As per the UNISEF survey, diarrhea (bloody diarrhea due to amoebiasis infection) is the leading causes of under-five mortality in Ethiopia, accounting for 23 percent, more than 70,000 under age ten children death a year. In Ethiopia, 60 to 80 percent of infectious diseases are due to limited access to potable water, inadequate sanitation and hygiene services. In addition, an estimated 50 percent of the consequences of under nutrition are caused by socioeconomic factors like poor hygiene and lack of access to water supply and sanitation. There are strong relationship between sanitation and stunting, whereas, open defecation can lead to fecal-oral diseases such as diarrhea which is a one of major cause of malnutrition [https://www.unicef.org/ethiopia/water-sanitation-and-hygiene-wash; Beyene et al. 2015). According to survey report of 97 communities of Ethiopia, the overall prevalence of Entameba histolytica infections recorded was 15.0% in schoolchildren (Erko 1995). In Ethiopia, intestinal parasitic infections (IPIs) including Entamoeba infections are more prevalent in rural areas due to poverty, illiteracy, poor hygiene, lack of access to potable water and hot and humid tropical climate (Mengistu and Berhanu 2004).
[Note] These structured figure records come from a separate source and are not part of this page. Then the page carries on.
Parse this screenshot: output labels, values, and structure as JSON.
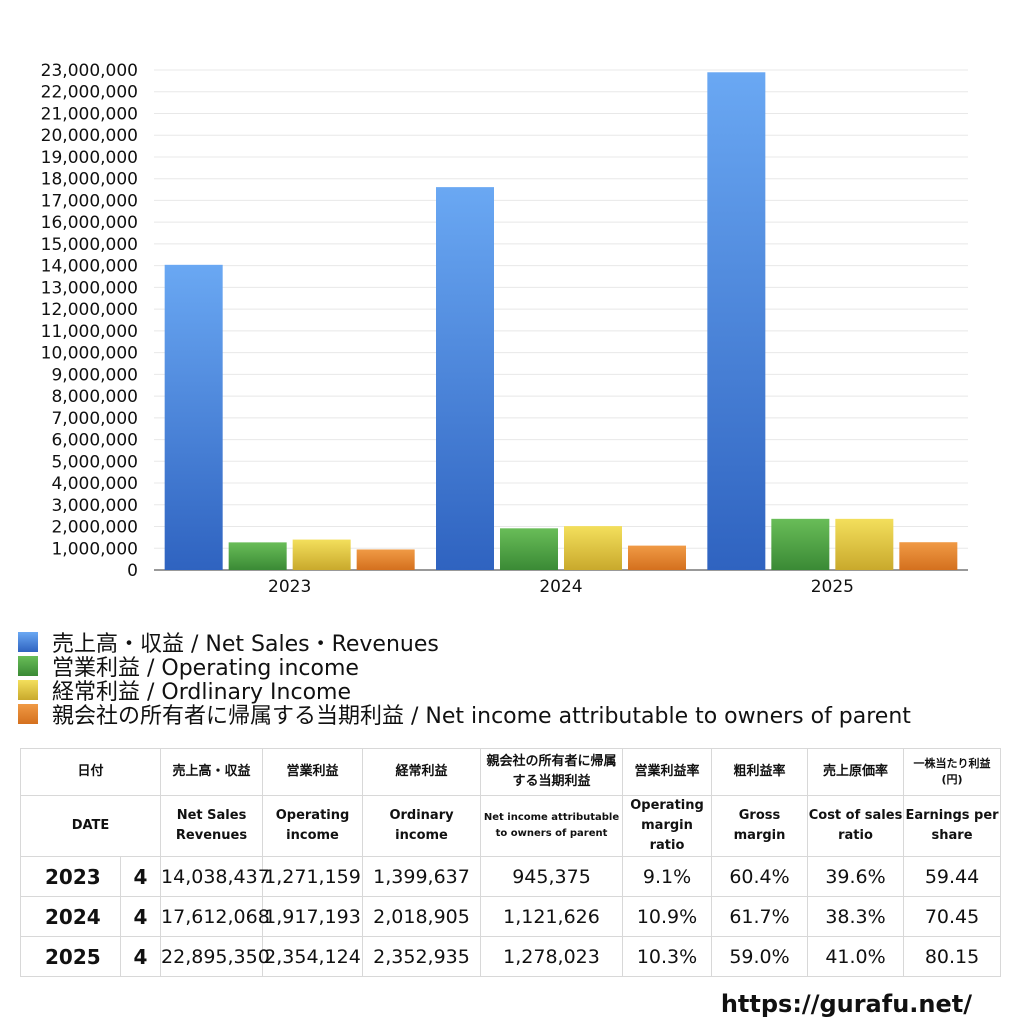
{
  "chart_data": {
    "type": "bar",
    "categories": [
      "2023",
      "2024",
      "2025"
    ],
    "series": [
      {
        "name": "売上高・収益 / Net Sales・Revenues",
        "values": [
          14038437,
          17612068,
          22895350
        ],
        "color_top": "#6aa8f3",
        "color_bottom": "#2f63c0"
      },
      {
        "name": "営業利益 / Operating income",
        "values": [
          1271159,
          1917193,
          2354124
        ],
        "color_top": "#69bd58",
        "color_bottom": "#3a8a35"
      },
      {
        "name": "経常利益 / Ordlinary Income",
        "values": [
          1399637,
          2018905,
          2352935
        ],
        "color_top": "#f3df5c",
        "color_bottom": "#c9a92c"
      },
      {
        "name": "親会社の所有者に帰属する当期利益 / Net income attributable to owners of parent",
        "values": [
          945375,
          1121626,
          1278023
        ],
        "color_top": "#f09a45",
        "color_bottom": "#d4701e"
      }
    ],
    "ylim": [
      0,
      23000000
    ],
    "yticks": [
      "0",
      "1,000,000",
      "2,000,000",
      "3,000,000",
      "4,000,000",
      "5,000,000",
      "6,000,000",
      "7,000,000",
      "8,000,000",
      "9,000,000",
      "10,000,000",
      "11,000,000",
      "12,000,000",
      "13,000,000",
      "14,000,000",
      "15,000,000",
      "16,000,000",
      "17,000,000",
      "18,000,000",
      "19,000,000",
      "20,000,000",
      "21,000,000",
      "22,000,000",
      "23,000,000"
    ],
    "grid": true,
    "legend_position": "bottom"
  },
  "table": {
    "header_jp": {
      "date": "日付",
      "sales": "売上高・収益",
      "op": "営業利益",
      "ord": "経常利益",
      "net": "親会社の所有者に帰属する当期利益",
      "opm": "営業利益率",
      "gross": "粗利益率",
      "cost": "売上原価率",
      "eps": "一株当たり利益(円)"
    },
    "header_en": {
      "date": "DATE",
      "sales": "Net Sales Revenues",
      "op": "Operating income",
      "ord": "Ordinary income",
      "net": "Net income attributable to owners of parent",
      "opm": "Operating margin ratio",
      "gross": "Gross margin",
      "cost": "Cost of sales ratio",
      "eps": "Earnings per share"
    },
    "rows": [
      {
        "year": "2023",
        "count": "4",
        "sales": "14,038,437",
        "op": "1,271,159",
        "ord": "1,399,637",
        "net": "945,375",
        "opm": "9.1%",
        "gross": "60.4%",
        "cost": "39.6%",
        "eps": "59.44"
      },
      {
        "year": "2024",
        "count": "4",
        "sales": "17,612,068",
        "op": "1,917,193",
        "ord": "2,018,905",
        "net": "1,121,626",
        "opm": "10.9%",
        "gross": "61.7%",
        "cost": "38.3%",
        "eps": "70.45"
      },
      {
        "year": "2025",
        "count": "4",
        "sales": "22,895,350",
        "op": "2,354,124",
        "ord": "2,352,935",
        "net": "1,278,023",
        "opm": "10.3%",
        "gross": "59.0%",
        "cost": "41.0%",
        "eps": "80.15"
      }
    ]
  },
  "footer": {
    "url": "https://gurafu.net/"
  }
}
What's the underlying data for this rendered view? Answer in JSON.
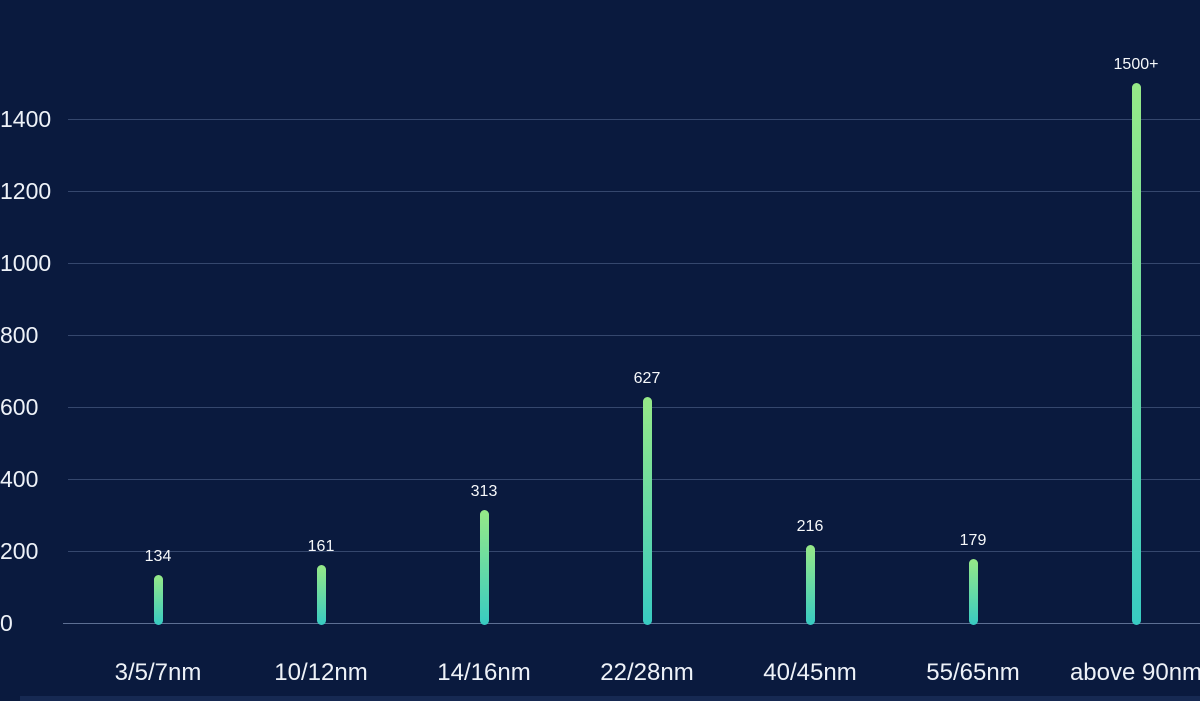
{
  "chart_data": {
    "type": "bar",
    "title": "",
    "categories": [
      "3/5/7nm",
      "10/12nm",
      "14/16nm",
      "22/28nm",
      "40/45nm",
      "55/65nm",
      "above 90nm"
    ],
    "values": [
      134,
      161,
      313,
      627,
      216,
      179,
      1500
    ],
    "value_labels": [
      "134",
      "161",
      "313",
      "627",
      "216",
      "179",
      "1500+"
    ],
    "yticks": [
      0,
      200,
      400,
      600,
      800,
      1000,
      1200,
      1400
    ],
    "ytick_labels": [
      "0",
      "200",
      "400",
      "600",
      "800",
      "1000",
      "1200",
      "1400"
    ],
    "ylim": [
      0,
      1560
    ],
    "grid": true,
    "legend": false,
    "colors": {
      "background": "#0a1a3e",
      "bar_gradient_top": "#96e987",
      "bar_gradient_bottom": "#38cbc2",
      "gridline": "rgba(134,158,198,0.35)",
      "axis_line": "rgba(162,182,216,0.55)",
      "tick_label": "#eef2f8",
      "value_label": "#f6f8fa",
      "bottom_strip": "rgba(80,110,180,0.18)"
    }
  }
}
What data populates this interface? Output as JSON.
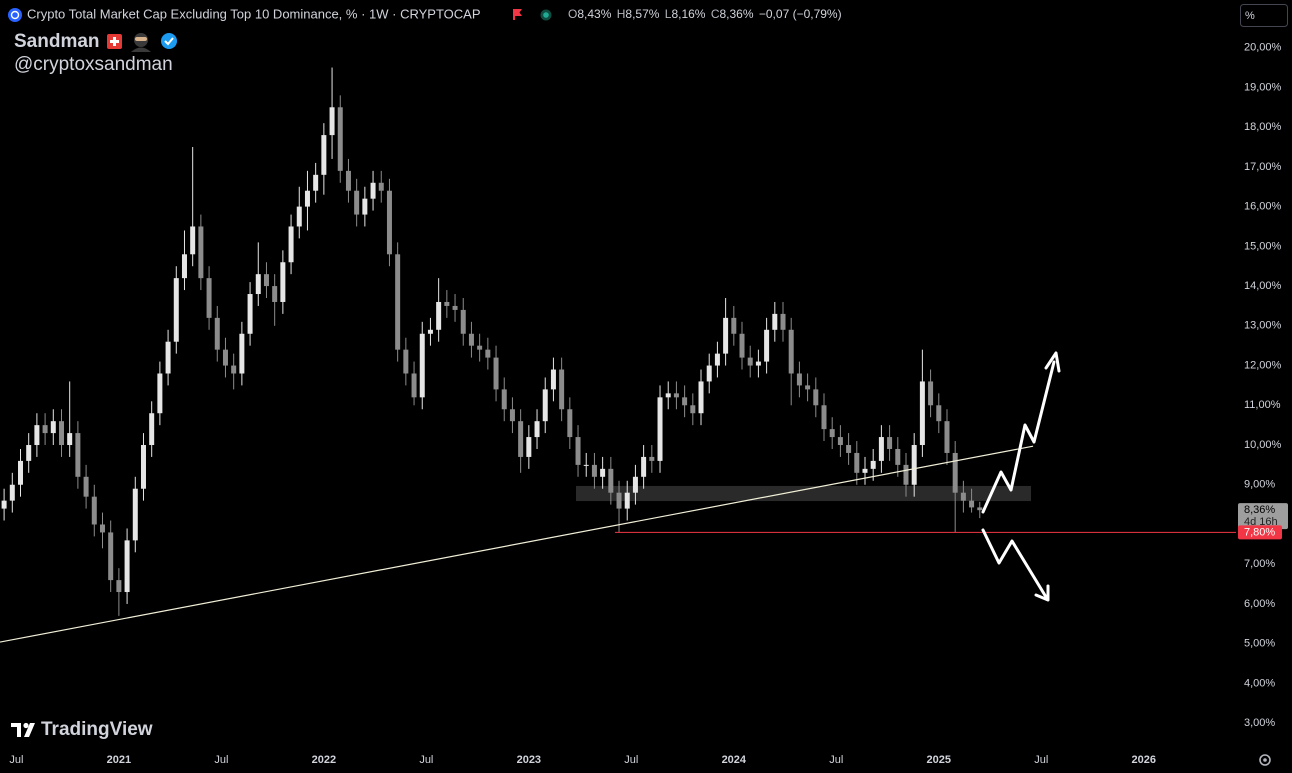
{
  "chart_data": {
    "type": "candlestick",
    "title": "Crypto Total Market Cap Excluding Top 10 Dominance, % · 1W · CRYPTOCAP",
    "legend_values": [
      {
        "key": "O",
        "text": "8,43%"
      },
      {
        "key": "H",
        "text": "8,57%"
      },
      {
        "key": "L",
        "text": "8,16%"
      },
      {
        "key": "C",
        "text": "8,36%"
      }
    ],
    "change": "−0,07 (−0,79%)",
    "author": "Sandman",
    "handle": "@cryptoxsandman",
    "watermark": "TradingView",
    "scale_button": "%",
    "up_color": "#e6e6e6",
    "down_color": "#8c8c8c",
    "grid": false,
    "x": [
      2020.44,
      2020.48,
      2020.52,
      2020.56,
      2020.6,
      2020.64,
      2020.68,
      2020.72,
      2020.76,
      2020.8,
      2020.84,
      2020.88,
      2020.92,
      2020.96,
      2021,
      2021.04,
      2021.08,
      2021.12,
      2021.16,
      2021.2,
      2021.24,
      2021.28,
      2021.32,
      2021.36,
      2021.4,
      2021.44,
      2021.48,
      2021.52,
      2021.56,
      2021.6,
      2021.64,
      2021.68,
      2021.72,
      2021.76,
      2021.8,
      2021.84,
      2021.88,
      2021.92,
      2021.96,
      2022,
      2022.04,
      2022.08,
      2022.12,
      2022.16,
      2022.2,
      2022.24,
      2022.28,
      2022.32,
      2022.36,
      2022.4,
      2022.44,
      2022.48,
      2022.52,
      2022.56,
      2022.6,
      2022.64,
      2022.68,
      2022.72,
      2022.76,
      2022.8,
      2022.84,
      2022.88,
      2022.92,
      2022.96,
      2023,
      2023.04,
      2023.08,
      2023.12,
      2023.16,
      2023.2,
      2023.24,
      2023.28,
      2023.32,
      2023.36,
      2023.4,
      2023.44,
      2023.48,
      2023.52,
      2023.56,
      2023.6,
      2023.64,
      2023.68,
      2023.72,
      2023.76,
      2023.8,
      2023.84,
      2023.88,
      2023.92,
      2023.96,
      2024,
      2024.04,
      2024.08,
      2024.12,
      2024.16,
      2024.2,
      2024.24,
      2024.28,
      2024.32,
      2024.36,
      2024.4,
      2024.44,
      2024.48,
      2024.52,
      2024.56,
      2024.6,
      2024.64,
      2024.68,
      2024.72,
      2024.76,
      2024.8,
      2024.84,
      2024.88,
      2024.92,
      2024.96,
      2025,
      2025.04,
      2025.08,
      2025.12,
      2025.16,
      2025.2
    ],
    "open": [
      8.4,
      8.6,
      9.0,
      9.6,
      10.0,
      10.5,
      10.3,
      10.6,
      10.0,
      10.3,
      9.2,
      8.7,
      8.0,
      7.8,
      6.6,
      6.3,
      7.6,
      8.9,
      10.0,
      10.8,
      11.8,
      12.6,
      14.2,
      14.8,
      15.5,
      14.2,
      13.2,
      12.4,
      12.0,
      11.8,
      12.8,
      13.8,
      14.3,
      14.0,
      13.6,
      14.6,
      15.5,
      16.0,
      16.4,
      16.8,
      17.8,
      18.5,
      16.9,
      16.4,
      15.8,
      16.2,
      16.6,
      16.4,
      14.8,
      12.4,
      11.8,
      11.2,
      12.8,
      12.9,
      13.6,
      13.5,
      13.4,
      12.8,
      12.5,
      12.4,
      12.2,
      11.4,
      10.9,
      10.6,
      9.7,
      10.2,
      10.6,
      11.4,
      11.9,
      10.9,
      10.2,
      9.5,
      9.5,
      9.2,
      9.4,
      8.8,
      8.4,
      8.8,
      9.2,
      9.7,
      9.6,
      11.2,
      11.3,
      11.2,
      11.0,
      10.8,
      11.6,
      12.0,
      12.3,
      13.2,
      12.8,
      12.2,
      12.0,
      12.1,
      12.9,
      13.3,
      12.9,
      11.8,
      11.5,
      11.4,
      11.0,
      10.4,
      10.2,
      10.0,
      9.8,
      9.3,
      9.4,
      9.6,
      10.2,
      9.9,
      9.5,
      9.0,
      10.0,
      11.6,
      11.0,
      10.6,
      9.8,
      8.8,
      8.6,
      8.43
    ],
    "high": [
      8.9,
      9.3,
      9.9,
      10.3,
      10.8,
      10.8,
      10.9,
      10.9,
      11.6,
      10.6,
      9.5,
      9.0,
      8.3,
      8.1,
      6.9,
      7.9,
      9.2,
      10.3,
      11.1,
      12.1,
      12.9,
      14.5,
      15.4,
      17.5,
      15.8,
      14.5,
      13.5,
      12.7,
      12.3,
      13.1,
      14.1,
      15.1,
      14.6,
      14.3,
      14.9,
      15.8,
      16.5,
      16.9,
      17.1,
      18.1,
      19.5,
      18.8,
      17.2,
      16.7,
      16.5,
      16.9,
      16.9,
      16.7,
      15.1,
      12.7,
      12.1,
      13.1,
      13.2,
      14.2,
      13.9,
      13.8,
      13.7,
      13.1,
      12.8,
      12.7,
      12.5,
      11.7,
      11.2,
      10.9,
      10.5,
      10.9,
      11.7,
      12.2,
      12.2,
      11.2,
      10.5,
      9.8,
      9.8,
      9.7,
      9.7,
      9.1,
      9.1,
      9.5,
      10.0,
      10.0,
      11.5,
      11.6,
      11.6,
      11.5,
      11.3,
      11.9,
      12.3,
      12.6,
      13.7,
      13.5,
      13.1,
      12.5,
      12.4,
      13.2,
      13.6,
      13.6,
      13.2,
      12.1,
      11.8,
      11.7,
      11.3,
      10.7,
      10.5,
      10.3,
      10.1,
      9.7,
      9.9,
      10.5,
      10.5,
      10.2,
      9.8,
      10.3,
      12.4,
      11.9,
      11.3,
      10.9,
      10.1,
      9.1,
      8.9,
      8.57
    ],
    "low": [
      8.1,
      8.3,
      8.7,
      9.3,
      9.7,
      10.0,
      10.0,
      9.7,
      9.7,
      8.9,
      8.4,
      7.7,
      7.4,
      6.3,
      5.7,
      6.0,
      7.3,
      8.6,
      9.7,
      10.5,
      11.5,
      12.3,
      13.9,
      14.5,
      13.9,
      12.9,
      12.1,
      11.7,
      11.4,
      11.5,
      12.5,
      13.5,
      13.7,
      13.0,
      13.3,
      14.3,
      15.2,
      15.4,
      16.1,
      16.3,
      17.2,
      16.6,
      16.1,
      15.5,
      15.5,
      15.9,
      16.1,
      14.5,
      12.1,
      11.5,
      11.0,
      10.9,
      12.5,
      12.6,
      13.2,
      13.1,
      12.5,
      12.2,
      12.1,
      11.9,
      11.1,
      10.6,
      10.3,
      9.3,
      9.4,
      9.9,
      10.3,
      11.1,
      10.6,
      9.9,
      9.2,
      9.2,
      8.9,
      8.9,
      8.5,
      7.8,
      8.1,
      8.5,
      8.9,
      9.3,
      9.3,
      10.9,
      10.9,
      10.7,
      10.5,
      10.5,
      11.3,
      11.7,
      12.0,
      12.5,
      11.9,
      11.7,
      11.7,
      11.8,
      12.6,
      12.6,
      11.0,
      11.2,
      11.1,
      10.7,
      10.1,
      9.9,
      9.7,
      9.5,
      9.0,
      9.0,
      9.1,
      9.3,
      9.6,
      9.2,
      8.7,
      8.7,
      9.7,
      10.7,
      10.3,
      9.5,
      7.8,
      8.3,
      8.3,
      8.16
    ],
    "close": [
      8.6,
      9.0,
      9.6,
      10.0,
      10.5,
      10.3,
      10.6,
      10.0,
      10.3,
      9.2,
      8.7,
      8.0,
      7.8,
      6.6,
      6.3,
      7.6,
      8.9,
      10.0,
      10.8,
      11.8,
      12.6,
      14.2,
      14.8,
      15.5,
      14.2,
      13.2,
      12.4,
      12.0,
      11.8,
      12.8,
      13.8,
      14.3,
      14.0,
      13.6,
      14.6,
      15.5,
      16.0,
      16.4,
      16.8,
      17.8,
      18.5,
      16.9,
      16.4,
      15.8,
      16.2,
      16.6,
      16.4,
      14.8,
      12.4,
      11.8,
      11.2,
      12.8,
      12.9,
      13.6,
      13.5,
      13.4,
      12.8,
      12.5,
      12.4,
      12.2,
      11.4,
      10.9,
      10.6,
      9.7,
      10.2,
      10.6,
      11.4,
      11.9,
      10.9,
      10.2,
      9.5,
      9.5,
      9.2,
      9.4,
      8.8,
      8.4,
      8.8,
      9.2,
      9.7,
      9.6,
      11.2,
      11.3,
      11.2,
      11.0,
      10.8,
      11.6,
      12.0,
      12.3,
      13.2,
      12.8,
      12.2,
      12.0,
      12.1,
      12.9,
      13.3,
      12.9,
      11.8,
      11.5,
      11.4,
      11.0,
      10.4,
      10.2,
      10.0,
      9.8,
      9.3,
      9.4,
      9.6,
      10.2,
      9.9,
      9.5,
      9.0,
      10.0,
      11.6,
      11.0,
      10.6,
      9.8,
      8.8,
      8.6,
      8.43,
      8.36
    ],
    "xlim": [
      2020.42,
      2026.45
    ],
    "xticks": [
      {
        "value": 2020.5,
        "label": "Jul"
      },
      2021,
      {
        "value": 2021.5,
        "label": "Jul"
      },
      2022,
      {
        "value": 2022.5,
        "label": "Jul"
      },
      2023,
      {
        "value": 2023.5,
        "label": "Jul"
      },
      2024,
      {
        "value": 2024.5,
        "label": "Jul"
      },
      2025,
      {
        "value": 2025.5,
        "label": "Jul"
      },
      2026
    ],
    "ylim": [
      2.45,
      21.2
    ],
    "yticks": [
      {
        "value": 3,
        "label": "3,00%"
      },
      {
        "value": 4,
        "label": "4,00%"
      },
      {
        "value": 5,
        "label": "5,00%"
      },
      {
        "value": 6,
        "label": "6,00%"
      },
      {
        "value": 7,
        "label": "7,00%"
      },
      {
        "value": 8,
        "label": "8,00%"
      },
      {
        "value": 9,
        "label": "9,00%"
      },
      {
        "value": 10,
        "label": "10,00%"
      },
      {
        "value": 11,
        "label": "11,00%"
      },
      {
        "value": 12,
        "label": "12,00%"
      },
      {
        "value": 13,
        "label": "13,00%"
      },
      {
        "value": 14,
        "label": "14,00%"
      },
      {
        "value": 15,
        "label": "15,00%"
      },
      {
        "value": 16,
        "label": "16,00%"
      },
      {
        "value": 17,
        "label": "17,00%"
      },
      {
        "value": 18,
        "label": "18,00%"
      },
      {
        "value": 19,
        "label": "19,00%"
      },
      {
        "value": 20,
        "label": "20,00%"
      }
    ],
    "last_price": {
      "value": 8.36,
      "label": "8,36%",
      "countdown": "4d 16h",
      "color": "#9e9e9e"
    },
    "level": {
      "x_start": 2023.42,
      "value": 7.8,
      "label": "7,80%",
      "color": "#f23645"
    },
    "zone": {
      "x": [
        2023.23,
        2025.45
      ],
      "y": [
        8.59,
        8.97
      ],
      "color": "#2a2a2a"
    },
    "trendline": {
      "x": [
        2020.42,
        2025.46
      ],
      "y": [
        5.04,
        9.97
      ],
      "color": "#f2efd8"
    }
  }
}
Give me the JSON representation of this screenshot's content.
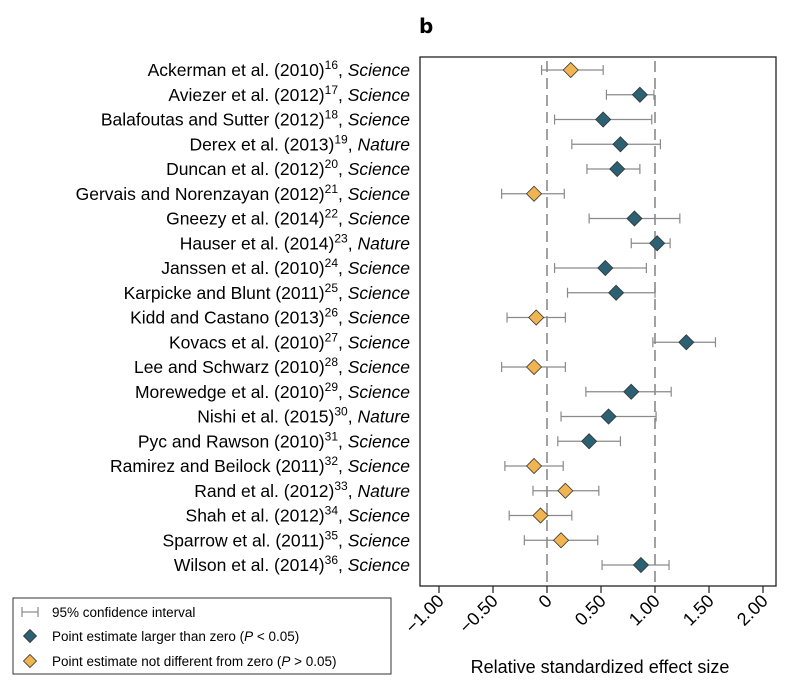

Although several studies have been conducted on the distribution and prevalence of amebiasis in Ethiopia, still several localities including study area there is lack of data regarding amoebiasis-related morbidity and mortality. We analyzed death certificate data from the last ten years to assess the prevalence of amoebiasis-related deaths. A total of 248 amoebiasis-related deaths were identified and decided to conduct a study to assess the prevalence, characteristic nature, and risk factors of E. histolytica infections among the school children.